| HN Mirror

Y	Hacker News new \| ask \| show \| jobs

by maldie 14 hours ago

llama.cpp to get 115 tok/s on RTX 4090 with Qwen3.6-27B. For example in Windows the latest CUDA variant llama-b9678-bin-win-cuda-13.3-x64.zip and Unsloth UD-Q4_K_XL MTP gguf:

llama-server.exe --host 0.0.0.0 --alias "Qwen3.6-27B-MTP" -m "F:\Qwen3.6-27B-UD-Q4_K_XL-MTP.gguf" -c 75000 -ngl 99 --metrics --temp 0.6 --top-p 0.95 --min-p 0.00 --top-k 20 --presence-penalty 0.0 --no-mmap -t 16 --spec-type draft-mtp --spec-draft-n-max 3 --reasoning on -fa on --parallel 1 -lv 4

Note that this does not use kv cache quants as in my case quants offload to CPU and tanks performance. Also keep in mind this almost maxes VRAM usage so any additional browsers or other programs that use VRAM should be closed. For chat go to http://localhost:8080/ and minimize the window to maximize perf as the web page UI draw itself consumes a lot of GPU perf via constant context switching.

Can try bigger than -c 75000 until perf gets lower than 100 tok/s - that means something is off as windows starts paging out memory or other issues. -c 50000 seems sweetspot if running browsers and stuff that consume 2GB VRAM. If wanting more than -c 140000 then likely need to use a bit smaller model quant.

CPU usage should be near zero, maybe 1 core load. If you see 8+ core load then settings are off and something is offloaded to CPU (for example kv cache). GPU load should be about 100%, meaning it utilizes work optimally in this case.

-t 16 can be omitted or set to the amount of physical cores, not important in this dense model that is 100% in GPU.

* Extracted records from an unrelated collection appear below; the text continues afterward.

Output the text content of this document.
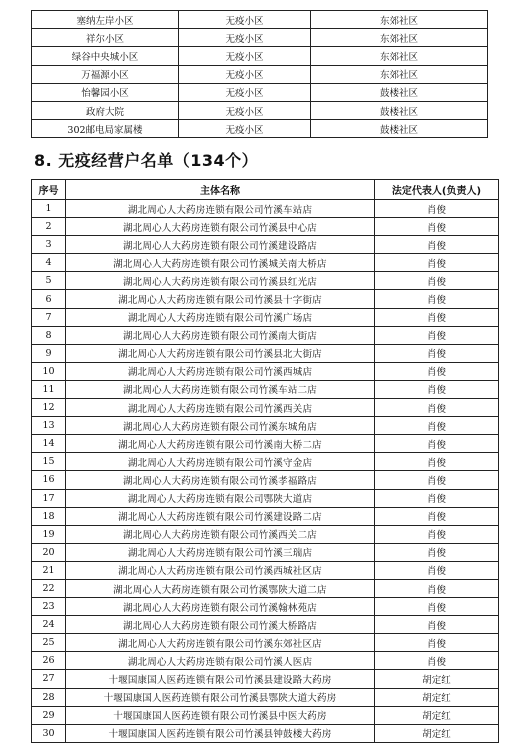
塞纳左岸小区	无疫小区	东郊社区
祥尔小区	无疫小区	东郊社区
绿谷中央城小区	无疫小区	东郊社区
万福源小区	无疫小区	东郊社区
怡馨园小区	无疫小区	鼓楼社区
政府大院	无疫小区	鼓楼社区
302邮电局家属楼	无疫小区	鼓楼社区
8. 无疫经营户名单（134个）
序号	主体名称	法定代表人(负责人)
1	湖北周心人大药房连锁有限公司竹溪车站店	肖俊
2	湖北周心人大药房连锁有限公司竹溪县中心店	肖俊
3	湖北周心人大药房连锁有限公司竹溪建设路店	肖俊
4	湖北周心人大药房连锁有限公司竹溪城关南大桥店	肖俊
5	湖北周心人大药房连锁有限公司竹溪县红光店	肖俊
6	湖北周心人大药房连锁有限公司竹溪县十字街店	肖俊
7	湖北周心人大药房连锁有限公司竹溪广场店	肖俊
8	湖北周心人大药房连锁有限公司竹溪南大街店	肖俊
9	湖北周心人大药房连锁有限公司竹溪县北大街店	肖俊
10	湖北周心人大药房连锁有限公司竹溪西城店	肖俊
11	湖北周心人大药房连锁有限公司竹溪车站二店	肖俊
12	湖北周心人大药房连锁有限公司竹溪西关店	肖俊
13	湖北周心人大药房连锁有限公司竹溪东城角店	肖俊
14	湖北周心人大药房连锁有限公司竹溪南大桥二店	肖俊
15	湖北周心人大药房连锁有限公司竹溪守金店	肖俊
16	湖北周心人大药房连锁有限公司竹溪孝福路店	肖俊
17	湖北周心人大药房连锁有限公司鄂陕大道店	肖俊
18	湖北周心人大药房连锁有限公司竹溪建设路二店	肖俊
19	湖北周心人大药房连锁有限公司竹溪西关二店	肖俊
20	湖北周心人大药房连锁有限公司竹溪三瑞店	肖俊
21	湖北周心人大药房连锁有限公司竹溪西城社区店	肖俊
22	湖北周心人大药房连锁有限公司竹溪鄂陕大道二店	肖俊
23	湖北周心人大药房连锁有限公司竹溪翰林苑店	肖俊
24	湖北周心人大药房连锁有限公司竹溪大桥路店	肖俊
25	湖北周心人大药房连锁有限公司竹溪东郊社区店	肖俊
26	湖北周心人大药房连锁有限公司竹溪人医店	肖俊
27	十堰国康国人医药连锁有限公司竹溪县建设路大药房	胡定红
28	十堰国康国人医药连锁有限公司竹溪县鄂陕大道大药房	胡定红
29	十堰国康国人医药连锁有限公司竹溪县中医大药房	胡定红
30	十堰国康国人医药连锁有限公司竹溪县钟鼓楼大药房	胡定红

Can be pushed to 125 tok/s with that model if using --spec-draft-n-max 4 but VRAM usage also increases, so context needs to be smaller.

If speed is not important and want max context length then remove the draft-mtp parameters and also might need to use k and v quants like --cache-type-v q8_0, leave k f16 if possible to keep quality.